Temps de lecture : 10 min

Le gouvernement de Saad Hariri est tombé le 12 janvier à la suite de la démission des ministres de l’opposition menée par le Hezbollah. Mais pourquoi le Liban est-il en crise perpétuelle?

Un soldat libanais en août 2010. REUTERS/Ali Hashisho
Un soldat libanais en août 2010. REUTERS/Ali Hashisho

L’ultimatum du Hezbollah lancé le 11 janvier au Premier ministre libanais Saad Hariri expirait le lendemain à midi: réunion extraordinaire du cabinet ministériel mercredi matin avant midi, ou démission de ses 11 ministres dans la journée. Au Liban, le Parti de Dieu a la réputation de toujours tenir mettre ses menaces en pratique. Mercredi, toutes les agences de presse ont envoyé leurs dépêches annonçant la fin du gouvernement d’union nationale accouché dans la douleur en septembre 2009 après six mois de paralysie institutionnelle. Depuis l’assassinat de Rafic Hariri le 14 février 2005, le Liban joue au yoyo: entre attentats, reportages sur les folles soirées beyrouthines et paralysie politique, le pays du cèdre n’a pas trouvé le juste milieu.
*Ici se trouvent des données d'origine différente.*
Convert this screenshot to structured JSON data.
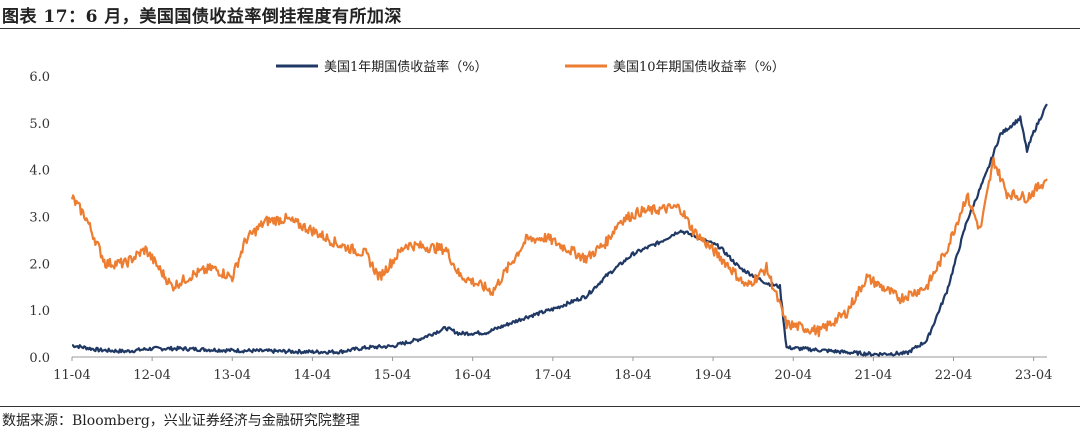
{
  "header": {
    "title": "图表 17：6 月，美国国债收益率倒挂程度有所加深"
  },
  "footer": {
    "source": "数据来源：Bloomberg，兴业证券经济与金融研究院整理"
  },
  "chart_data": {
    "type": "line",
    "x_ticks": [
      "11-04",
      "12-04",
      "13-04",
      "14-04",
      "15-04",
      "16-04",
      "17-04",
      "18-04",
      "19-04",
      "20-04",
      "21-04",
      "22-04",
      "23-04"
    ],
    "y_ticks": [
      "0.0",
      "1.0",
      "2.0",
      "3.0",
      "4.0",
      "5.0",
      "6.0"
    ],
    "ylim": [
      0,
      6
    ],
    "xlim": [
      "2011-04",
      "2023-06"
    ],
    "legend": "top-center",
    "grid": false,
    "series": [
      {
        "name": "美国1年期国债收益率（%）",
        "color": "#1f3864",
        "points": [
          [
            "2011-04",
            0.25
          ],
          [
            "2011-08",
            0.15
          ],
          [
            "2011-12",
            0.12
          ],
          [
            "2012-04",
            0.18
          ],
          [
            "2012-08",
            0.18
          ],
          [
            "2012-12",
            0.16
          ],
          [
            "2013-04",
            0.14
          ],
          [
            "2013-08",
            0.13
          ],
          [
            "2013-12",
            0.12
          ],
          [
            "2014-04",
            0.11
          ],
          [
            "2014-08",
            0.11
          ],
          [
            "2014-12",
            0.2
          ],
          [
            "2015-04",
            0.23
          ],
          [
            "2015-08",
            0.38
          ],
          [
            "2015-12",
            0.62
          ],
          [
            "2016-02",
            0.5
          ],
          [
            "2016-06",
            0.52
          ],
          [
            "2016-12",
            0.85
          ],
          [
            "2017-04",
            1.02
          ],
          [
            "2017-09",
            1.3
          ],
          [
            "2017-12",
            1.73
          ],
          [
            "2018-04",
            2.2
          ],
          [
            "2018-08",
            2.45
          ],
          [
            "2018-11",
            2.7
          ],
          [
            "2019-01",
            2.6
          ],
          [
            "2019-05",
            2.35
          ],
          [
            "2019-08",
            1.9
          ],
          [
            "2019-12",
            1.58
          ],
          [
            "2020-02",
            1.5
          ],
          [
            "2020-03",
            0.2
          ],
          [
            "2020-06",
            0.17
          ],
          [
            "2020-12",
            0.1
          ],
          [
            "2021-04",
            0.06
          ],
          [
            "2021-09",
            0.08
          ],
          [
            "2021-12",
            0.35
          ],
          [
            "2022-03",
            1.4
          ],
          [
            "2022-06",
            2.9
          ],
          [
            "2022-09",
            3.95
          ],
          [
            "2022-11",
            4.75
          ],
          [
            "2023-02",
            5.1
          ],
          [
            "2023-03",
            4.4
          ],
          [
            "2023-04",
            4.8
          ],
          [
            "2023-06",
            5.4
          ]
        ]
      },
      {
        "name": "美国10年期国债收益率（%）",
        "color": "#ed7d31",
        "points": [
          [
            "2011-04",
            3.4
          ],
          [
            "2011-06",
            3.0
          ],
          [
            "2011-09",
            2.0
          ],
          [
            "2011-12",
            2.0
          ],
          [
            "2012-03",
            2.3
          ],
          [
            "2012-07",
            1.5
          ],
          [
            "2012-10",
            1.75
          ],
          [
            "2013-01",
            1.9
          ],
          [
            "2013-04",
            1.7
          ],
          [
            "2013-06",
            2.5
          ],
          [
            "2013-09",
            2.9
          ],
          [
            "2013-12",
            2.95
          ],
          [
            "2014-04",
            2.7
          ],
          [
            "2014-08",
            2.4
          ],
          [
            "2014-12",
            2.2
          ],
          [
            "2015-02",
            1.7
          ],
          [
            "2015-06",
            2.4
          ],
          [
            "2015-12",
            2.3
          ],
          [
            "2016-02",
            1.75
          ],
          [
            "2016-07",
            1.4
          ],
          [
            "2016-12",
            2.5
          ],
          [
            "2017-03",
            2.55
          ],
          [
            "2017-09",
            2.1
          ],
          [
            "2017-12",
            2.45
          ],
          [
            "2018-02",
            2.9
          ],
          [
            "2018-05",
            3.1
          ],
          [
            "2018-11",
            3.2
          ],
          [
            "2019-01",
            2.7
          ],
          [
            "2019-06",
            2.0
          ],
          [
            "2019-09",
            1.5
          ],
          [
            "2019-12",
            1.9
          ],
          [
            "2020-03",
            0.7
          ],
          [
            "2020-08",
            0.55
          ],
          [
            "2020-12",
            0.95
          ],
          [
            "2021-03",
            1.7
          ],
          [
            "2021-08",
            1.25
          ],
          [
            "2021-12",
            1.5
          ],
          [
            "2022-03",
            2.3
          ],
          [
            "2022-06",
            3.45
          ],
          [
            "2022-08",
            2.7
          ],
          [
            "2022-10",
            4.2
          ],
          [
            "2022-12",
            3.5
          ],
          [
            "2023-03",
            3.4
          ],
          [
            "2023-06",
            3.8
          ]
        ]
      }
    ]
  }
}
1. Comment se compose l’échiquier politique libanais aujourd’hui?

Deux principaux camps se détachent de la photo de famille. D’un côté, l’actuelle majorité dite du 14 Mars, composée du bloc sunnite de Saad Hariri et de partis chrétiens comme les Forces Libanaises et les Kataeb. De l’autre, l’actuelle opposition dite du 8 Mars, menée principalement par le Hezbollah chiite et le Courant patriotique libre du général chrétien Michel Aoun.

Le relatif équilibre a changé en 2009 avec le revirement du leader druze Walid Joumblatt, ex-pilier du 14 Mars qui a fait amende honorable auprès du régime syrien –«grand frère» ayant occupé le Liban pendant trente ans– et repris son indépendance. Le retrait annoncé de ce groupe parlementaire des rangs du 14 Mars aurait pu faire pencher la balance en faveur du 8 Mars. Mais dimanche dernier, le chef druze s'est prononcé en faveur de Saad Hariri, ne voulant pas ignorer la volonté de sa communauté. Qualifié par ses détracteurs de «girouette» ou de «faiseur de rois», Joumblatt peut changer l'équation parlementaire du jour au lendemain. Dans un sens comme dans l'autre.
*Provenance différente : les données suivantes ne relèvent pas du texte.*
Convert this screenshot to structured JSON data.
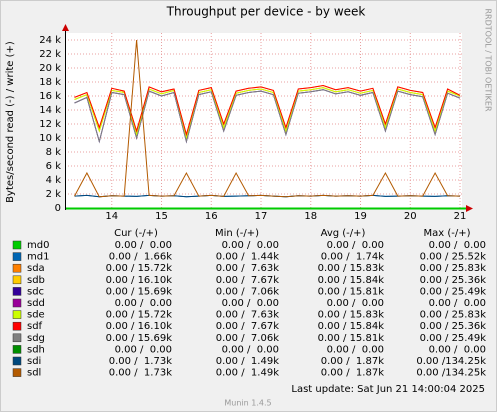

2. Quels sont les alliés externes des deux camps?

Le 14 Mars peut compter sur l’Arabie saoudite, principal bailleur de fonds du clan Hariri, et sur les Etats-Unis, comme l’ont rappelé les récentes déclarations de Barack Obama et d’Hillary Clinton. Le 8 Mars, lui, s’appuie sur l’Iran et la Syrie, le premier étant le parrain naturel du Hezbollah (financièrement et idéologiquement), le second tentant de reprendre sa place sur l’échiquier libanais après avoir été jeté dehors en avril 2005.

3. Quel jeu joue la Syrie aujourd’hui?

Celui du pompier-pyromane, diront les plus cyniques des observateurs. Après avoir été mis au ban des nations au printemps 2005 car accusé à l’époque –mais sans preuves irréfutables– d’être derrière l’assassinat de Hariri, le régime de Bachar el-Assad a opté pour la politique du dos rond. Bien lui en a pris puisque tout le monde le caresse aujourd’hui dans le sens du poil: Iraniens, Français, Turcs, Américains ont remis Assad au centre de l’équation régionale, les Occidentaux espérant que la Syrie jouerait le jeu dans les pourparlers de paix avec Israël. S’il n’a pas été innocenté du crime, le régime de Damas fait comme si, et propose depuis un an ses bons offices pour trouver une solution à la crise libanaise. Au Liban, ses opposants s’arrachent les cheveux en voyant les Syriens revenir par la porte de derrière; ses partisans, eux, se félicitent du rôle stabilisateur que le régime d’Assad pourrait selon eux jouer.

4. Et Israël?

Israël attend, observe et menace, en cas de prise de pouvoir totale ou même non-officielle par le Hezbollah, de représailles qui feraient ressembler la guerre de juillet 2006 à une promenade de santé. A la suite de la démission des ministres hezbollahi, l’état-major israélien a multiplié les mises en garde à l’adresse du parti de Hassan Nasrallah.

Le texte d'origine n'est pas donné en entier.